A few weeks ago if you told me that I could love a child that wasn't my own flesh and blood as if it was my own I would have dismissed you and your ideas. However, now I would agree. My husband and I have been talking in the past about becoming licensed as foster parents with an intention to adopt. Several of my posts have in the past touched on this idea. With vigor in our step we are racing to get all the paperwork and classes completed in order to get it down sooner rather than later. Recently we fell in love. We fell in love with a child even before having the opportunity to meet that child. Our hearts were smitten. For a few moments we completely forgot about our infertility struggle. Only for a few moments.
I won't take this time to talk about the child, who they are, or anything of that matter as it is too soon to dwell on it and the privacy of all parties involved is important. Someday...someday, if and when all has culminated into my husband and I having this addition to our family legally, then and only then can and will we share about some of that part of the journey. At that point it shouldn't matter anyways as they will be legally our child...our son or daughter. Rather, I choose to use my post today to talk about this role in our infertility journey.

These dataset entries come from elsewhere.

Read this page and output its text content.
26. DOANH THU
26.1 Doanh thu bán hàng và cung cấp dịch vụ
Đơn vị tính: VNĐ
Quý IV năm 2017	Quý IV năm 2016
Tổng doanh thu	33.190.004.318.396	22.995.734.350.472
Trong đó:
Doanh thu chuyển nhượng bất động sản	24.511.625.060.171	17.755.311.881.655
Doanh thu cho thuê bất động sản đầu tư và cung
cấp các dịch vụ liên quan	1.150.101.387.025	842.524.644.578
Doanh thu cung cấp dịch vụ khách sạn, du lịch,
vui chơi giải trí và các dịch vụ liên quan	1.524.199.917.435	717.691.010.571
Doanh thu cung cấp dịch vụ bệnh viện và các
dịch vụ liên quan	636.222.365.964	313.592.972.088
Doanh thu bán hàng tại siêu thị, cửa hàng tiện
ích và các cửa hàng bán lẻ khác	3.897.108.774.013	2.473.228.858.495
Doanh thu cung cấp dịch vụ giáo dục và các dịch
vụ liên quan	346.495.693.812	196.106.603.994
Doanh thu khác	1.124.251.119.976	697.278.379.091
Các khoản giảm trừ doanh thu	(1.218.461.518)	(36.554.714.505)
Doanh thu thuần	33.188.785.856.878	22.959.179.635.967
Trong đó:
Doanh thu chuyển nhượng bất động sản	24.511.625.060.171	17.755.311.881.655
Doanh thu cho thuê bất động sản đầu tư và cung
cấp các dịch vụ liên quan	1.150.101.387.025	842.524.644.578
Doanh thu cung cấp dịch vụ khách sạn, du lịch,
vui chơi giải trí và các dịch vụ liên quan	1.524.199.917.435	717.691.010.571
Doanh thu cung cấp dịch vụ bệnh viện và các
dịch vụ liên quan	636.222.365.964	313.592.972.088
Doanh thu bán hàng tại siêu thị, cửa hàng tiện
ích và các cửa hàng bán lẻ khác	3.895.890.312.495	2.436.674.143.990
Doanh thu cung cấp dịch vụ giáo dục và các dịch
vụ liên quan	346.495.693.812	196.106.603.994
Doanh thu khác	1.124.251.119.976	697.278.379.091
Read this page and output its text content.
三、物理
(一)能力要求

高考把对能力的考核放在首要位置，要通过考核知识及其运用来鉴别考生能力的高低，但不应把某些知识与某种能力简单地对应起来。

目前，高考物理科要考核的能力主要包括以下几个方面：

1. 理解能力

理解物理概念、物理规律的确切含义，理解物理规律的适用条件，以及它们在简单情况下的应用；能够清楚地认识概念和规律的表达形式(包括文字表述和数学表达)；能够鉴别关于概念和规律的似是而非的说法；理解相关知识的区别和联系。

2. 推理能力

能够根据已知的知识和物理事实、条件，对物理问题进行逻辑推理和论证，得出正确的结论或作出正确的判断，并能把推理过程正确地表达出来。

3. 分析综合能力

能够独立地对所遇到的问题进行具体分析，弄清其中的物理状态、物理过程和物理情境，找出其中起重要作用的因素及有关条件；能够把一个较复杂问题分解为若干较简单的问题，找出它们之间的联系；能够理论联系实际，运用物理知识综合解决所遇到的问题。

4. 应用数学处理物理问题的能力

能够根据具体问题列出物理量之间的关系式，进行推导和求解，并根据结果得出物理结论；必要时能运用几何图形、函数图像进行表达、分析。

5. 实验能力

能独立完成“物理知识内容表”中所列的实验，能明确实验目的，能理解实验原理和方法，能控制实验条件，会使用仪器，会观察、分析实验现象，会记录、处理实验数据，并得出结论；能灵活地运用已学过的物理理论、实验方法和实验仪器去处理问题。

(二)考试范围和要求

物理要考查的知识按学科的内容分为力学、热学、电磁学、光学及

I think I need to clarify things. I've spent alot of time thinking these last few weeks about adoption, foster care, and our infertility. Just because we have the opportunity to possibly adopt doesn't mean that I have forgotten completely about my infertility. Likewise, we didn't fall head over heals for this child because of our infertility as some as you may think. We fell head over heals because the time was right. We fell head over heals because God made it possible for it to happen. This child doesn't serve as a substitute for a child of our own. Rather, this child becomes and is a part of our heart from the start. Even if it didn't work out for us to adopt this child, we know now that it is possible to love that greatly and to live such a warming and full life. We had been warned to guard our hearts so that if it didn't work out that it wouldn't hurt so bad. But if you guard your heart you can not fully give and accept the love that a parent needs to have. While we speak as if our hearts are guarded, we know deep down that we couldn't block the heart from totally accepting this child eyes and smile and love into it.
Our biggest road block thus far has been negativity by a few individuals in our life. The positive I have received from their negativity is a strength beyond anything I ever thought imaginable. We have chosen to fill our life through this process with positivity. I have spoken throughout my blog about the importance of believing in miracles. Negativity creates an obstacle to believing in the positive. It creates an inability to believe that miracles are possible. Recently when I got depressed thinking that this kind of miracle couldn't happen to and for us because we don't get miracles, I was reminded by a friend that part of believing in miracles is believing that they can happen and that they can happen to us.
The journey of infertility is long. Adoption doesn't make us any less infertile. Adoption isn't a cure to infertility. For us though, it is to road that is opening our eyes and our hearts to the possible. It is the road that is opening our eyes to miracles.
Don't stop believing in miracles. I won't. You can't. Together we will continue to walk this journey hand in hand, educating others in the pain and struggle we endure, all while hoping for miracles to come out way. Believe in Miracles.